SAS is a statistical tool that is frequently used in industry, as well as academia. It is especially well-suited to working with large data sets: many operations do not require the entire data set to be read into memory, so analysts are limited only by the size of their hard drive.

Although SAS has powerful tools for cleaning data and preparing it for analysis, users may find that other languages, such as Stata and R, make statistical analysis easier. The documentation for SAS is also harder to use than that of some other languages, such as Stata and Matlab.

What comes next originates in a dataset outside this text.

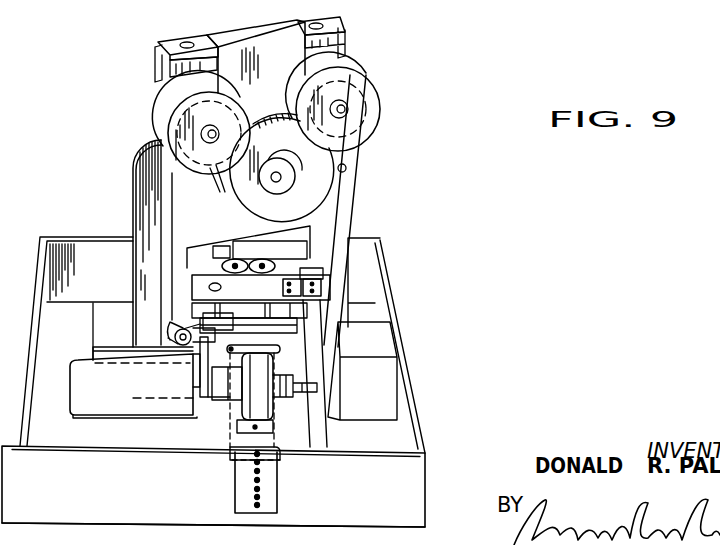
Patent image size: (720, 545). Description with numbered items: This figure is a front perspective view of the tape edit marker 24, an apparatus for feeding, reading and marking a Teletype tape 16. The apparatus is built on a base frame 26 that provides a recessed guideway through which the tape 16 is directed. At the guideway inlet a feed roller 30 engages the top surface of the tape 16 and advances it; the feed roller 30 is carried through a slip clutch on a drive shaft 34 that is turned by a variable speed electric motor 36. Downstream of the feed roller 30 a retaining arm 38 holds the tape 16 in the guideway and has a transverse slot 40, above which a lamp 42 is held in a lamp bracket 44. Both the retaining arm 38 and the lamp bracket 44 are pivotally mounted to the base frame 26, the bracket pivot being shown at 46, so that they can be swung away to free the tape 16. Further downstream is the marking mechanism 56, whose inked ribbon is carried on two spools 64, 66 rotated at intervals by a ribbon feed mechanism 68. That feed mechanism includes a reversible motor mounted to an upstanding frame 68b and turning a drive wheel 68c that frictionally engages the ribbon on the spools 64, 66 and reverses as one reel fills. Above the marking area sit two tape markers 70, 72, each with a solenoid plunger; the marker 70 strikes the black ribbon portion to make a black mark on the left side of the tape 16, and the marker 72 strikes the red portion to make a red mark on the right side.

Example Code from Each Language

You can get a feel for different environments pretty quickly by looking at example code, although as with any language keep in mind that some things that may seem bizarre or foreign at first can become intuitive with some practice. Here, are code snippets for each language to: open a dataset from a file; create a new variable using existing variables; recode a variable; run a basic OLS regression, and run a slightly more complicated OLS regression. Since presumably you are reading this because you don't yet know these languages, don't worry too much if not everything makes sense -- these snippets are just provided to give you a glimpse of what the languages look like and how readable they are. Comments are included to explain a little of each step.

Stata

   * Open a dataset from a file: 
   use myDataFile.dta
   
   * Create new variable called age_squared equal to each person's age squared: 
   generate age_squared = age*age
   
   * Set variable youngMan values to 1 if male and under 25: 
   replace youngMan = 1 if gender == "male" & age < 25
       
   * Rename a variable from myVariable to myRenamedVariable: 
   rename myVariable myRenamedVariable
       
   * Run an OLS regression of income on age and height:
   regress income age height
    
  * Run an OLS regression of income and age and a categorical variable for level of education for men:
   xi: regress income age i.education if gender == "male"

R

A few examples of R commands:

   # Open a dataset from the file myfile.RData and name it myData: 
   myData <- load("myfile.RData") 
   
   # Create new variable called age_squared equal to each person's age squared: 
   myData$age_squared <- myData$age     # myData$age 
   
   # Set variable youngMan values to 1 if male and under 25: 
   myData$youngMan[gender == "male" & age < 25] <- 1 
   
   # Rename a variable from myVariable to myRenamedVariable: 
   myData <- rename(myData, c(myVariable="myRenamedVariable")) 
   
   # Run an OLS regression of income on age and height:
   olsResults <- lm(income ~ age + height, data = myData) 
   
   # Run an OLS regression of income and age and a categorical variable for level of education:
   myData$educationDummies <- factor(myData$education)
   myData_menOnly <- subset(myData, gender == "male")
   olsResults <- lm(income ~ age + educationDummies, data = myData_menOnly)

Python

A few Python commands (all from the pandas library):

   # Open a dataset from a file (pickle is a file format): 
   myData = pandas.read_pickle('myFile.pkl')
   
   # Create new variable called age_squared equal to each person's age squared: 
   myData['age_squared'] = myData['age'] * myData['age']
   
   # Set variable youngMan values to 1 if male and under 25: 
   myData.loc[(myData['gender'] == "male") & (myData['age'] < 25) ,'youngMan'] = 1
   
   # Rename a variable from myVariable to myRenamedVariable: 
   myData = myData.rename(columns = {'myVariable':'myRenamedVariable'})
   
   # Run an OLS regression of income and age and height:
   from pandas.stats.api import ols
   olsResults = ols(y=myData['income'], x=myData'age','height')
   
   # Run an OLS regression of income and age and a categorical variable for level of education for men:
   from pandas.stats.api import ols
   myData["educationDummies"] = df["education"].astype('category')
   myData_menOnly = myData.query('gender == "male"')
   olsResults = ols(y=myData_menOnly['income'], x=myData_menOnly[  [ 'age','educationDummies' ]  ])

Others

There are a number of other tools you may come across, like SPSS. As this author has limited experience with these tools (and has not found them to be used too frequently among colleagues), I leave this for later expansion.

Side-by-Side

Software Choices
Handles Dirty Data Strong Community Good for Econometrics Good for Other Uses Free?
R So-So Yes Yes Yes Yes
Stata Yes Yes Yes No No
Python / Pandas Yes Small but passionate Yes Yes Yes
Matlab No No Yes No No (But Octave is free)
SAS Yes No So-So No No